For all of the seemingly laid-back attitude manifested by bush flyers in the airport’s pilots lounge, the ones who go into the serious strips are fanatics about precision. They fly final at 1.3 Vso at the very fastest, and they absolutely nail the speed they’ve selected. They don’t waste any precious runway trying for a feather-light touchdown. Approaching below 1.3 Vso they know that it will probably take a solid, brief shot of power in addition to nearly full back stick to break the descent and flare. They know how much power to apply and when to get rid of it.
Being able to not only operate your airplane safely and consistently at the low-speed end of its flight envelope and acquire the judgment to do so at short, rough airstrips that are—for the most part—in the mountains, means going to school.
It means spending actual flight time—not just ground school—getting the gut-churning experience of the shocking absence of takeoff and climb performance as you suddenly understand the effects of density altitude; setting the mixture for takeoff and that awful “why won’t this thing go?” feeling you get when it’s too rich; realizing that the downdraft you’re in exceeds the ability of the airplane to climb and learning how to predict such situations and how to get out of them; learning the effects of the wind and why you probably should park the airplane if the wind is blowing faster than 20 knots at the tops of the mountains; and working takeoff performance problems and then seeing if you can make your airplane do what the book says it can.
There are backcountry flight schools and instructors throughout the Mountain West. Some use their airplanes, others use yours if it has enough power.

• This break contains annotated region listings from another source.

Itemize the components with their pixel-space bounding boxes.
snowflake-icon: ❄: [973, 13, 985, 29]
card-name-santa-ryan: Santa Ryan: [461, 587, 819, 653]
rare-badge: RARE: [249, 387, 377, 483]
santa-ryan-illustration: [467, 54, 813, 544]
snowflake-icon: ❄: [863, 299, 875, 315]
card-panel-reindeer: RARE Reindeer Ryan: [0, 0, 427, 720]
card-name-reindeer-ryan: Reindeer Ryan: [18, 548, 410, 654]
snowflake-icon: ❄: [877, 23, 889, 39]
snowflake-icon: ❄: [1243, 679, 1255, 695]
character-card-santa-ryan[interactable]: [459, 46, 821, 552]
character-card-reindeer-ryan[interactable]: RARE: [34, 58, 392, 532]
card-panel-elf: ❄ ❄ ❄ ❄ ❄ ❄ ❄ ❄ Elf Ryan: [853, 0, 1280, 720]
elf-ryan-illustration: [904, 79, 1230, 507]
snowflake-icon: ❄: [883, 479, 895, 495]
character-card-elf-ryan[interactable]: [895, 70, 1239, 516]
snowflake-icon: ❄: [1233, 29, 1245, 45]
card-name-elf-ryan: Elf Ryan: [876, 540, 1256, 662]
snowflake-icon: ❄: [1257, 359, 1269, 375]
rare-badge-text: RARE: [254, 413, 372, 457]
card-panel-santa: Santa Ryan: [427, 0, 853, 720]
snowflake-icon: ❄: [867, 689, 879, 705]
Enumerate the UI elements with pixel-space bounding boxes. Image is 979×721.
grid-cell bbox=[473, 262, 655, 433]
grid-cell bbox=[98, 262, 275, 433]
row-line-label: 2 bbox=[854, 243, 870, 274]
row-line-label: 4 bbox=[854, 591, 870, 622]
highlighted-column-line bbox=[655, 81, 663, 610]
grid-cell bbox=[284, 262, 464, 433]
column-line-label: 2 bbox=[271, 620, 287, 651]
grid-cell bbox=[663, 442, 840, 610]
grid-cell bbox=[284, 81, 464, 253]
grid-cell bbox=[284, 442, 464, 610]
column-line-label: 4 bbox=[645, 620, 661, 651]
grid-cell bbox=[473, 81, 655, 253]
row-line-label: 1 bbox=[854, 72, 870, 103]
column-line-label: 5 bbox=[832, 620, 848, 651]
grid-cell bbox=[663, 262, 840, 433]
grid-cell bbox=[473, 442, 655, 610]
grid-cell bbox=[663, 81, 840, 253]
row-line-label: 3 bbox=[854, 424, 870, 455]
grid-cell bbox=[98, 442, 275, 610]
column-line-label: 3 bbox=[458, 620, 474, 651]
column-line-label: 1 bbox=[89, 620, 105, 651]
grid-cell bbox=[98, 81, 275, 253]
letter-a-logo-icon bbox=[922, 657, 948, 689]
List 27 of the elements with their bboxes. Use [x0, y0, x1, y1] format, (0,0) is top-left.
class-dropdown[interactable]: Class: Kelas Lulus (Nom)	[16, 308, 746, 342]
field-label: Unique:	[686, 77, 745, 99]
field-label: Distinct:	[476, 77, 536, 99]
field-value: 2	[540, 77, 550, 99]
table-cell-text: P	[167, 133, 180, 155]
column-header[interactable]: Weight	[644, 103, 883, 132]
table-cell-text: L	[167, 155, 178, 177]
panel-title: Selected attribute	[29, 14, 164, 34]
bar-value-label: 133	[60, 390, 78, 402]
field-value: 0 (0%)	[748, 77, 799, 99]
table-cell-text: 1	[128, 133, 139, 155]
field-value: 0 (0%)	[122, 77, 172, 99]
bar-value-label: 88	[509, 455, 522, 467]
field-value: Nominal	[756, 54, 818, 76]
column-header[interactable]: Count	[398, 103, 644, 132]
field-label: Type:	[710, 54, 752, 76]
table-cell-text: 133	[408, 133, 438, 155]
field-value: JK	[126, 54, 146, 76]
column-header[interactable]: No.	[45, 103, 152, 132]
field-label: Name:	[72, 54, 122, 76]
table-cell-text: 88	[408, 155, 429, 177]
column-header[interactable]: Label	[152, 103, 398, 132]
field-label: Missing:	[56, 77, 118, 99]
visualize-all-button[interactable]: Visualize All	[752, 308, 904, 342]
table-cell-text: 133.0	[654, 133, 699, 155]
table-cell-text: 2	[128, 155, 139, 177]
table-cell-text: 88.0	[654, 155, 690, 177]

Our survey showed they average three to five hours of both ground and flight training and some have “seminars” that include excursions to a number of very cool backcountry ranches or resorts.
A bit of good news—there’s lots of free stuff to help you prepare for that backcountry flying course. Start with The Backcountry Pilot (www.backcountrypilot.org), then AOPA’s Mountain Flying interactive course (https://tinyurl.com/4w67jfrm) and go on to the FAA’s Tips on Mountain Flying (https://tinyurl.com/3fjjyznw).
The strip in the picture is Sulfur Creek Ranch, Idaho (ID74). Its elevation is 5835 feet; the runway is 3300 feet long and slopes uphill to the west so it’s a one-way strip. It’s also one of the “easier” backcountry strips. However, like any backcountry strip, it doesn’t tolerate anything other than your “A” game.